Туся Мороз смотрела на меня и улыбалась. Глаза её светились сквозь очки. Она радовалась вместе со мной. И мне это было очень приятно. И я ещё раз подумал, что она похожа на Терезу.

Мне очень захотелось рассказать ей о Чаке и о моих с ним невероятных путешествиях, ей одной. Но я сдержался. Я не имел права. Это была не только моя тайна. Это была и тайна старого Чака.

Мы договорились с Чаком встретиться в четыре на площади Богдана Хмельницкого, в том же сквере, возле медного льва. Чак опять почему-то работал в литературном музее.

Я немного опоздал, минут на десять. "Засиделся на старте", как говорят спортсмены. Просидел над уроками дольше, чем рассчитывал. Не решалась у меня задача. А я человек упрямый, не люблю, когда у меня что-то не выходит. И пока эту проклятую задачку не одолел, из-за стола не вышел.

Рядом с Чаком на скамейке сидел Елисей Петрович, у которого под мышкой была книга, но уже другая – "Вечера на хуторе близ Диканьки" Николая Васильевича Гоголя.

– Извините, здравствуйте, я… – подбежав и едва переведя дыхание, начал я, но Елисей Петрович перебил меня:

– Знаю!
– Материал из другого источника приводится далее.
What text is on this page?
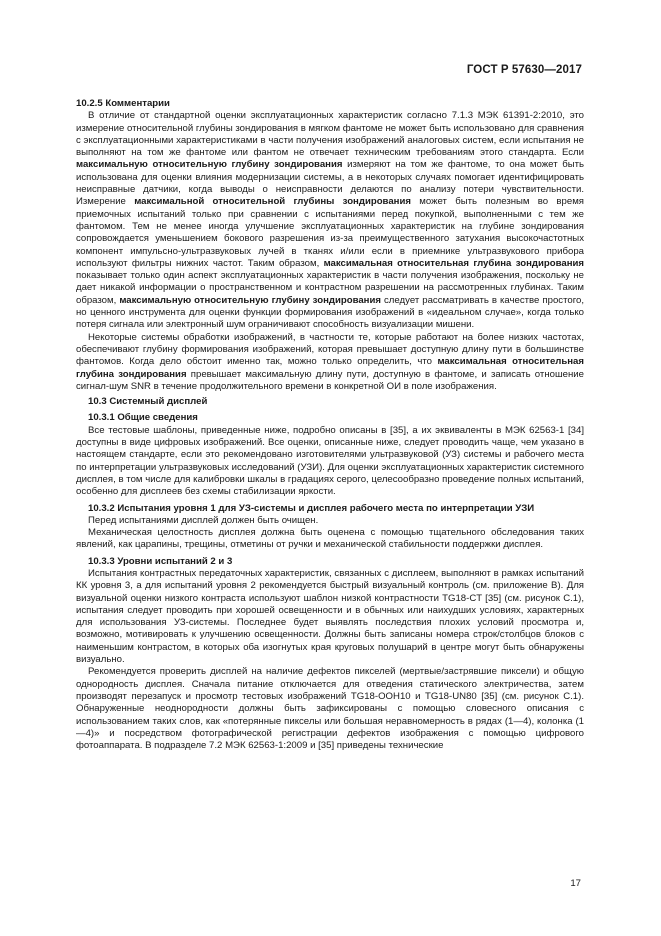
ГОСТ Р 57630—2017

10.2.5 Комментарии

В отличие от стандартной оценки эксплуатационных характеристик согласно 7.1.3 МЭК 61391-2:2010, это измерение относительной глубины зондирования в мягком фантоме не может быть использовано для сравнения с эксплуатационными характеристиками в части получения изображений аналоговых систем, если испытания не выполняют на том же фантоме или фантом не отвечает техническим требованиям этого стандарта. Если максимальную относительную глубину зондирования измеряют на том же фантоме, то она может быть использована для оценки влияния модернизации системы, а в некоторых случаях помогает идентифицировать неисправные датчики, когда выводы о неисправности делаются по анализу потери чувствительности. Измерение максимальной относительной глубины зондирования может быть полезным во время приемочных испытаний только при сравнении с испытаниями перед покупкой, выполненными с тем же фантомом. Тем не менее иногда улучшение эксплуатационных характеристик на глубине зондирования сопровождается уменьшением бокового разрешения из-за преимущественного затухания высокочастотных компонент импульсно-ультразвуковых лучей в тканях и/или если в приемнике ультразвукового прибора используют фильтры нижних частот. Таким образом, максимальная относительная глубина зондирования показывает только один аспект эксплуатационных характеристик в части получения изображения, поскольку не дает никакой информации о пространственном и контрастном разрешении на рассмотренных глубинах. Таким образом, максимальную относительную глубину зондирования следует рассматривать в качестве простого, но ценного инструмента для оценки функции формирования изображений в «идеальном случае», когда только потеря сигнала или электронный шум ограничивают способность визуализации мишени.

Некоторые системы обработки изображений, в частности те, которые работают на более низких частотах, обеспечивают глубину формирования изображений, которая превышает доступную длину пути в большинстве фантомов. Когда дело обстоит именно так, можно только определить, что максимальная относительная глубина зондирования превышает максимальную длину пути, доступную в фантоме, и записать отношение сигнал-шум SNR в течение продолжительного времени в конкретной ОИ в поле изображения.

10.3 Системный дисплей

10.3.1 Общие сведения

Все тестовые шаблоны, приведенные ниже, подробно описаны в [35], а их эквиваленты в МЭК 62563-1 [34] доступны в виде цифровых изображений. Все оценки, описанные ниже, следует проводить чаще, чем указано в настоящем стандарте, если это рекомендовано изготовителями ультразвуковой (УЗ) системы и рабочего места по интерпретации ультразвуковых исследований (УЗИ). Для оценки эксплуатационных характеристик системного дисплея, в том числе для калибровки шкалы в градациях серого, целесообразно проведение полных испытаний, особенно для дисплеев без схемы стабилизации яркости.

10.3.2 Испытания уровня 1 для УЗ-системы и дисплея рабочего места по интерпретации УЗИ

Перед испытаниями дисплей должен быть очищен.

Механическая целостность дисплея должна быть оценена с помощью тщательного обследования таких явлений, как царапины, трещины, отметины от ручки и механической стабильности поддержки дисплея.

10.3.3 Уровни испытаний 2 и 3

Испытания контрастных передаточных характеристик, связанных с дисплеем, выполняют в рамках испытаний КК уровня 3, а для испытаний уровня 2 рекомендуется быстрый визуальный контроль (см. приложение В). Для визуальной оценки низкого контраста используют шаблон низкой контрастности TG18-CT [35] (см. рисунок С.1), испытания следует проводить при хорошей освещенности и в обычных или наихудших условиях, характерных для использования УЗ-системы. Последнее будет выявлять последствия плохих условий просмотра и, возможно, мотивировать к улучшению освещенности. Должны быть записаны номера строк/столбцов блоков с наименьшим контрастом, в которых оба изогнутых края круговых полушарий в центре могут быть обнаружены визуально.

Рекомендуется проверить дисплей на наличие дефектов пикселей (мертвые/застрявшие пиксели) и общую однородность дисплея. Сначала питание отключается для отведения статического электричества, затем производят перезапуск и просмотр тестовых изображений TG18-OOH10 и TG18-UN80 [35] (см. рисунок С.1). Обнаруженные неоднородности должны быть зафиксированы с помощью словесного описания с использованием таких слов, как «потерянные пикселы или большая неравномерность в рядах (1—4), колонка (1—4)» и посредством фотографической регистрации дефектов изображения с помощью цифрового фотоаппарата. В подразделе 7.2 МЭК 62563-1:2009 и [35] приведены технические

17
Не решалась задача, но ты её одолел. Молодец! Поздравляю!

– А… откуда вы знаете? – растерянно спросил я.

– Ну-у, – обиженно наклонив голову к плечу, Елисей Петрович взглянул на Чака, как будто приглашая его в свидетели.

И я почувствовал неловкость, вспомнив, с кем имею дело.

– Извините, я просто не подумал.

– То-то же! – примирительно сказал лесовик. – Ну идём быстрее. А то у меня не так уж много времени.

Мы сели на восемнадцатый троллейбус и поехали на Куренёвку.

Елисей Петрович опять примостился наверху на перилах и раскрыл Гоголя. Взглянув на меня сверху, он погладил страницу рукой и сказал:

– Замечательный писатель! Здорово о нашем брате пишет. Всегда с увлечением перечитываю.